I believed once in those clear lines, the good and the evil, the perpetrator and the victim, and now I see that all of us end up playing both roles at some point in our lives. We hurt those that we love, we make choices that we can’t undo, we throw ourselves headlong into battles in the name of rescuing people who never asked to be saved. Not everyone is as guilty as my father, or Heather, or Ray. But none of us are wholly innocent. We are all the damned and we are all the saved.
Could we have saved Heather? In my grief over her death, I’ve asked myself this question many times. If she’d only left Viktor instead of having an affair. If she hadn’t been attracted to such a damaged man or put so much value on money. If we’d only realized how lonely she was and taken her away from that stone house on the hill, just as we’d thought of doing so many times. But you can’t save those who don’t want to be saved.
This was true of my mother, and for all those caught like her, who keep going back for the embrace that is a stranglehold, like the fragile and frantic moths that find their way to my back porch on summer evenings, doomed to turn their bodies again and again toward the light that will destroy them.
I walk my kids to the bus stop in our new neighborhood, bringing something to read just like I used to all those years ago when Lucy started preschool. This morning, after the bus pulled away, another mother called after me as I started for home. “We were thinking of going for coffee,” she said with a lovely smile. “Why don’t you join us?”
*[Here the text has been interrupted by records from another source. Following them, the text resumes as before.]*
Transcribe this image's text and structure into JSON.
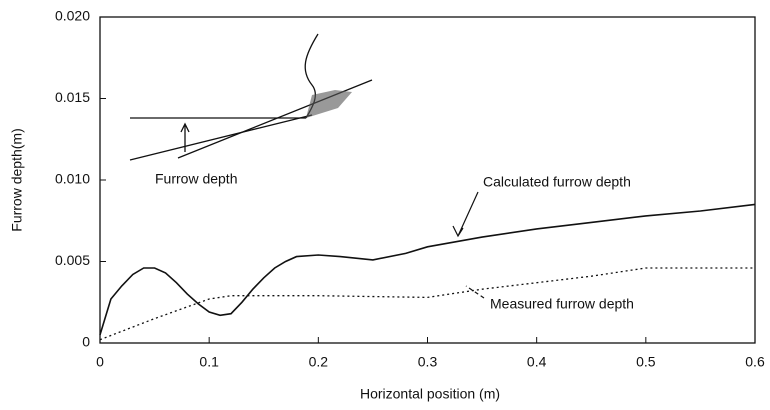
{
  "chart_data": {
    "type": "line",
    "xlabel": "Horizontal position (m)",
    "ylabel": "Furrow depth(m)",
    "xlim": [
      0,
      0.6
    ],
    "ylim": [
      0,
      0.02
    ],
    "xticks": [
      0,
      0.1,
      0.2,
      0.3,
      0.4,
      0.5,
      0.6
    ],
    "yticks": [
      0,
      0.005,
      {
        "value": 0.01,
        "label": "0.010"
      },
      0.015,
      {
        "value": 0.02,
        "label": "0.020"
      }
    ],
    "series": [
      {
        "name": "Calculated furrow depth",
        "color": "#111111",
        "style": "solid",
        "x": [
          0,
          0.01,
          0.02,
          0.03,
          0.04,
          0.05,
          0.06,
          0.07,
          0.08,
          0.09,
          0.1,
          0.11,
          0.12,
          0.13,
          0.14,
          0.15,
          0.16,
          0.17,
          0.18,
          0.2,
          0.22,
          0.25,
          0.28,
          0.3,
          0.35,
          0.4,
          0.45,
          0.5,
          0.55,
          0.6
        ],
        "values": [
          0.0005,
          0.0027,
          0.0035,
          0.0042,
          0.0046,
          0.0046,
          0.0043,
          0.0037,
          0.003,
          0.0024,
          0.0019,
          0.0017,
          0.0018,
          0.0025,
          0.0033,
          0.004,
          0.0046,
          0.005,
          0.0053,
          0.0054,
          0.0053,
          0.0051,
          0.0055,
          0.0059,
          0.0065,
          0.007,
          0.0074,
          0.0078,
          0.0081,
          0.0085
        ]
      },
      {
        "name": "Measured furrow depth",
        "color": "#111111",
        "style": "dotted",
        "x": [
          0,
          0.05,
          0.1,
          0.12,
          0.2,
          0.3,
          0.35,
          0.4,
          0.45,
          0.5,
          0.55,
          0.6
        ],
        "values": [
          0.0002,
          0.0015,
          0.0027,
          0.0029,
          0.0029,
          0.0028,
          0.0033,
          0.0037,
          0.0041,
          0.0046,
          0.0046,
          0.0046
        ]
      }
    ],
    "annotations": [
      "Furrow depth"
    ]
  }
}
I hesitated, memories of those mornings at the coffee shop in Sewickley filling me with a longing so great that tears sprang to my eyes. But I could feel the weight of the latest letter in my pocket, and the email Sean sent was fresh in my mind. He’s offered to meet me at the prison hospital, but when it’s time, I’ll walk into that room alone to face my father.
“I can’t today.” I smiled at the welcoming faces of the woman and her friend. “Maybe another time,” I said, and kept walking.